“History doesn’t repeat itself, but it does rhyme.”
— Mark Twain

RAS China Zoom Event – 28 July: China and the ILO, 1919–1935

Posted: July 24th, 2020 | No Comments »

The Integration of Republican China into the League of Nations’ labour regime in the 1920s under the leadership of the International Labour Office (ILO) was a profound challenge that Western modernity posed to modernizing China. From its very beginning in 1919 and 1920, the ILO put the Chinese labour question on the agenda, yet without directly engaging with the Chinese conditions. This rather ambivalent and tense relations of imperial aspirations to order a global labour regime from Geneva and Chinese national resistance to everything that came from the “imperialists” in Geneva under the League of Nations’ banner lasted until the mid-1920s. The seminal field trip by the director of the ILO, Albert Thomas, in 1929 changed this deadlock of competing worldviews by engaging with the problems of labour on both global and local scales.
This talk exposes the general relations between China and the ILO from 1919 to the mid-1930s by placing the China visit of Albert Thomas in 1928/29, its exchanges and its outcomes and transnational formations at the centre of understanding transnational co-operation and exchange beyond international structures of competing imperial and anti-imperial claims. It argues that Thomas, as one key actor in the ILO, was very much interested in understanding the situation of workers in China and the development of political parties and labour associations that could be integrated into the ILO tripartite system of representation of labour interests and of correspondents to the notoriously understaffed ILO secretariat. The talk also illuminates the fragile political framework of the Republic under which new standard of labour law were established in China. It raises the question whether China was integrated into a global labour regime under the Eurocentric globalizing auspices of industrial modernization imposed by the West, or whether China explored its own agency in shaping labour laws and mechanisms of industrial labour following a transnational exchange of knowledge and expertise on equal footing. It will also explore the ILO efforts to integrate China with its specific problems of labour legislation and political parties into the international system of the ILO while assessing how far China was interested in actively promoting their inclusion into a global labour regime in the late 1920s and early 1930s.

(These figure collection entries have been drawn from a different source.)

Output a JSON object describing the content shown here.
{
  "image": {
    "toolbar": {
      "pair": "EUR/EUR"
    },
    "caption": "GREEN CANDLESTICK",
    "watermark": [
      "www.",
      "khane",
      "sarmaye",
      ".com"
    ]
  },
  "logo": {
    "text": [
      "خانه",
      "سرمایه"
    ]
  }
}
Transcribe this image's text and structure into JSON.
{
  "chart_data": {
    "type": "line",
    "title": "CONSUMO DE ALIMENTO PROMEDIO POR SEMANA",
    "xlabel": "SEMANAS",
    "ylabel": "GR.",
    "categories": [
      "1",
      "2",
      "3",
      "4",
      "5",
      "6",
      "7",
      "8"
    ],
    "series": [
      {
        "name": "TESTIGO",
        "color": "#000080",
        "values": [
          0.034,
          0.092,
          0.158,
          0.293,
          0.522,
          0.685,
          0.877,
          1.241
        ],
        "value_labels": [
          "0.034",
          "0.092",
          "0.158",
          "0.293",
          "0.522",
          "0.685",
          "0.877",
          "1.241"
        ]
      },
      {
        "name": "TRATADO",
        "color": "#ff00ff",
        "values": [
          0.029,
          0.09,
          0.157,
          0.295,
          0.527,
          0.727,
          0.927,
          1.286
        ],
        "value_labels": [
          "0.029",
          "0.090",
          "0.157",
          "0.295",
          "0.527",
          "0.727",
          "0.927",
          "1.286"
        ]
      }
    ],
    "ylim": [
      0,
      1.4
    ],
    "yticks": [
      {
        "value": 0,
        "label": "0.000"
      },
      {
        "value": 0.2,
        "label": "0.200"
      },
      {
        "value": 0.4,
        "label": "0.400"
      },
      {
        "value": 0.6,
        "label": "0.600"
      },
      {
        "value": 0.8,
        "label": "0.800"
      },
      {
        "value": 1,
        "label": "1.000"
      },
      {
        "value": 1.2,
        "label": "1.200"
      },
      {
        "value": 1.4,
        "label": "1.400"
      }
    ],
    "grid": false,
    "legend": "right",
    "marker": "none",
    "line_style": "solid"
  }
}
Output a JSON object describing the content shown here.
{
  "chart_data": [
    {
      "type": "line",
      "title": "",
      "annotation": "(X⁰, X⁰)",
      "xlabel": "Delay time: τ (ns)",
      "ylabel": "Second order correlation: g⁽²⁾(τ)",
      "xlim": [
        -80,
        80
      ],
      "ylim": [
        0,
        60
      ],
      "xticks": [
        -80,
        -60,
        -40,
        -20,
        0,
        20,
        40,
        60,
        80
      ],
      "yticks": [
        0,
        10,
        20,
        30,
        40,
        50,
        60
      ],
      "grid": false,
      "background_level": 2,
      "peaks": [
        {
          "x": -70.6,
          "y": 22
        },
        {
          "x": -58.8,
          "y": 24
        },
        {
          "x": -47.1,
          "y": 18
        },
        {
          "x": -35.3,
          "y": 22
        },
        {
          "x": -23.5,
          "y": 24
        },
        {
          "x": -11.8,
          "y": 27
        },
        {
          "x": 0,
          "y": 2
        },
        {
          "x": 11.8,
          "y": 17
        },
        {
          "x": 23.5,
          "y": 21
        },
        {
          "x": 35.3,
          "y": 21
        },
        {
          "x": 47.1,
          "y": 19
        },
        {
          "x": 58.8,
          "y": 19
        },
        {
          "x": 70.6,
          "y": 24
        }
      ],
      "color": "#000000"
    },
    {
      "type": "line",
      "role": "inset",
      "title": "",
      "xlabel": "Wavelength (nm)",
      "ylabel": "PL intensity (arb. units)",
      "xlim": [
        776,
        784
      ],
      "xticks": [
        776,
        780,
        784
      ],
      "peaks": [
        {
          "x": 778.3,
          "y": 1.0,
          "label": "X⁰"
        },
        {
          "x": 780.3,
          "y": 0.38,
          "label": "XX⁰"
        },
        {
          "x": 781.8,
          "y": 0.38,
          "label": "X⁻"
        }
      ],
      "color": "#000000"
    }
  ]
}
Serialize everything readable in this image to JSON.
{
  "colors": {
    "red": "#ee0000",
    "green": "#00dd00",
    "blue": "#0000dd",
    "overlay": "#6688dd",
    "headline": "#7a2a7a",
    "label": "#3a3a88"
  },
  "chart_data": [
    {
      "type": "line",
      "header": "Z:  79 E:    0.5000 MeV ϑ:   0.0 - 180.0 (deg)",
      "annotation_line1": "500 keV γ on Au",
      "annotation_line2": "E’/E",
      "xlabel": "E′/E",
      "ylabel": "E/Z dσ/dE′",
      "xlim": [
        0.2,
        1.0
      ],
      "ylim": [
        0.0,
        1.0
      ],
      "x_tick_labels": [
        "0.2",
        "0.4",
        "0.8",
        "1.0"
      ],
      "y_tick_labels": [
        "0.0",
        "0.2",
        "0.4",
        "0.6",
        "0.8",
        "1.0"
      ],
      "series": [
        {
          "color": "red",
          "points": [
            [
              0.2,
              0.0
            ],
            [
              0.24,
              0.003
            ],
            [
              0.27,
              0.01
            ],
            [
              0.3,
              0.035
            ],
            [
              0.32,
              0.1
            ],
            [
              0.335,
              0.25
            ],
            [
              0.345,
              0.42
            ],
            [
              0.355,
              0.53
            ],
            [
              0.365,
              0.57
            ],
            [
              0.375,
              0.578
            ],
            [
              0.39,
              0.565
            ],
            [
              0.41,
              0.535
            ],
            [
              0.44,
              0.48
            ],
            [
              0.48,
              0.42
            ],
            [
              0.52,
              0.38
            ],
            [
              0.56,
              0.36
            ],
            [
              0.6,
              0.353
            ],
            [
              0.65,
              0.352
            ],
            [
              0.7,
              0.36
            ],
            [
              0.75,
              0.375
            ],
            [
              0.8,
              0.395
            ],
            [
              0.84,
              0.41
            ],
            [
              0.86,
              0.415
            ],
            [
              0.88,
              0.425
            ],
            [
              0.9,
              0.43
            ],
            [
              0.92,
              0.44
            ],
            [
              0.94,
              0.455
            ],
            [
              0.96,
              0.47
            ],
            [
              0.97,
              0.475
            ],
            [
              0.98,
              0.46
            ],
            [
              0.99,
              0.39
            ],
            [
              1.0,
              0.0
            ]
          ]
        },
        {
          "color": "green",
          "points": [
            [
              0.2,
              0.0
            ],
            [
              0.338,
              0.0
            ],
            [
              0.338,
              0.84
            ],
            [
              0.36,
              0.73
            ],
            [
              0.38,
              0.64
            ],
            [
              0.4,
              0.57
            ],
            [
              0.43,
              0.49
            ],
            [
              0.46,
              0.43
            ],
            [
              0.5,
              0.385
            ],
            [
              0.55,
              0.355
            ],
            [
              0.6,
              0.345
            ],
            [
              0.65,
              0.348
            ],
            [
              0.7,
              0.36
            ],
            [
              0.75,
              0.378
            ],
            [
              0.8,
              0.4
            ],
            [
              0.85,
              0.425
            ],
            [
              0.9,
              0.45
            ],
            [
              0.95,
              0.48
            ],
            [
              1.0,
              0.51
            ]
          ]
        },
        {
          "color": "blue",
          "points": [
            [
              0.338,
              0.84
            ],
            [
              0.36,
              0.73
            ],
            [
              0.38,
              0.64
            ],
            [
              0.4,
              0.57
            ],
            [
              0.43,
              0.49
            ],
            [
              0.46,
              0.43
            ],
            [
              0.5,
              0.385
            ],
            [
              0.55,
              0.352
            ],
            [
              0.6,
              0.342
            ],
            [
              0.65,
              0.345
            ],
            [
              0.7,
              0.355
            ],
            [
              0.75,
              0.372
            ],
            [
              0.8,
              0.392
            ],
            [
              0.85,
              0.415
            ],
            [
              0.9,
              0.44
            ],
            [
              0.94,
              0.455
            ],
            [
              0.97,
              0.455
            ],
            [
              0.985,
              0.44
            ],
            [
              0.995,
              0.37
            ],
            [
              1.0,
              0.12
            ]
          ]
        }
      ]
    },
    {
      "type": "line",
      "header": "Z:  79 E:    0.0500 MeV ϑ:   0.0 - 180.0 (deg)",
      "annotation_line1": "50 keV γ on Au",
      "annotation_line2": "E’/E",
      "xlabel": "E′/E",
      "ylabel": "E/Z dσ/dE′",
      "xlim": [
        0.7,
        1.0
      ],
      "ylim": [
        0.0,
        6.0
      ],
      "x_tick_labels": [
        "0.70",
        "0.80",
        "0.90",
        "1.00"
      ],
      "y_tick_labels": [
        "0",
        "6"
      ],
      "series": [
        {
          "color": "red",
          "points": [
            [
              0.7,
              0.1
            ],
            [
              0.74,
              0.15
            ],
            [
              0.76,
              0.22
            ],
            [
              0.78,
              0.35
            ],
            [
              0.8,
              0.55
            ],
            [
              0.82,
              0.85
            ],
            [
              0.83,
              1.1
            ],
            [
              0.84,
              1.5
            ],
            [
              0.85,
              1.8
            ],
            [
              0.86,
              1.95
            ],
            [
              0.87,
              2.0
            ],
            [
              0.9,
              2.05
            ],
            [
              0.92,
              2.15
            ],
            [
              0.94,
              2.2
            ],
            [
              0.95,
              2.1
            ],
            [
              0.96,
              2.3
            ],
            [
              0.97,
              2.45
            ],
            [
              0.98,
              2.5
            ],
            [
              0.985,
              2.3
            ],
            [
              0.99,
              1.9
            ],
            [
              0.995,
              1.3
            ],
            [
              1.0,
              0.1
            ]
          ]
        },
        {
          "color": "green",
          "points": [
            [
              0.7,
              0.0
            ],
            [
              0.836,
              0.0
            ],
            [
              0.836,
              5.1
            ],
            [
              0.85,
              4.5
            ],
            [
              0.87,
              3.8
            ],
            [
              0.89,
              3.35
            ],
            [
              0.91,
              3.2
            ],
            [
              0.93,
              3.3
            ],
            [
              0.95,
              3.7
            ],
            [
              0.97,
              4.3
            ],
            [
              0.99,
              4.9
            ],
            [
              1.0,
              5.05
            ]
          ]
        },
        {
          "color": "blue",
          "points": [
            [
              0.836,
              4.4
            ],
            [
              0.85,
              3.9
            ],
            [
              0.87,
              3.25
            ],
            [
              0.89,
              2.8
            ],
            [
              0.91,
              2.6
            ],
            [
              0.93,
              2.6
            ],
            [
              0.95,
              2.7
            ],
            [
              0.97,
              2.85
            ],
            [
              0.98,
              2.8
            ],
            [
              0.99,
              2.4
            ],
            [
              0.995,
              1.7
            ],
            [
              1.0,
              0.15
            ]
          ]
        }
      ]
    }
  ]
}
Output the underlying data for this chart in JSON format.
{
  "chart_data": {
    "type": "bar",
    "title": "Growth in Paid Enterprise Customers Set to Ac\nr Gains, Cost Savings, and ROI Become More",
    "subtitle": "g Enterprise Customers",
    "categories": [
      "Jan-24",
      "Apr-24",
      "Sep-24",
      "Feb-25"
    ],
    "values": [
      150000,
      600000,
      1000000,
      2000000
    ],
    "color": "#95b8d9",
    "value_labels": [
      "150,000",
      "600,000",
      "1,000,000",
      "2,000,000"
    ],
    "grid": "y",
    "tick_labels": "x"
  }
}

Christian Müller is Associate Professor in History at the University of Nottingham Ningbo China. He holds an M.Stud. from University College, University of Oxford and an M.A. and a DPhil from the University of Heidelberg. Dr. Müller is a social, political and cultural historian who focuses on the intersections of British and European Imperialism and Internationalism and their local manifestations in the 19th and early 20th centuries. He was elected Fellow of the Royal Historical Society in November 2018 and has held several Visiting Fellowships, among them at the Rothermere American Institute, University College and St Antony’s College, University of Oxford and the University of Ghent as well as a Mellon Prize Post-Doctoral Fellowship at King’s College Cambridge. He is currently also a Visiting Fellow of the University of Oxford. His essay to conceptualize the transnational relations between the ILO and China under the League of Nations and the role of Albert Thomas was published in the 2018 RAS Journal.
Christian’s latest projects focuses on identifying key actors and personal networks that help transform structures and mechanisms of international, transnational and global interactions in and between nation-states and Empires, mainly between North America, Europe and Asia. In his projects on Humanitarianism and Empire and on Inter-Imperial Knowledge Exchange, Slavery and Labour under the League of Nations, Christian focuses on the European use of civilisation and development as normative tools for global alignment and their contestations from regional actors. In following these dialogic contestations, Christian aims to show how imperial aspirations are transformed into mutual efforts of exchange, complex co-operation and transnational alignment.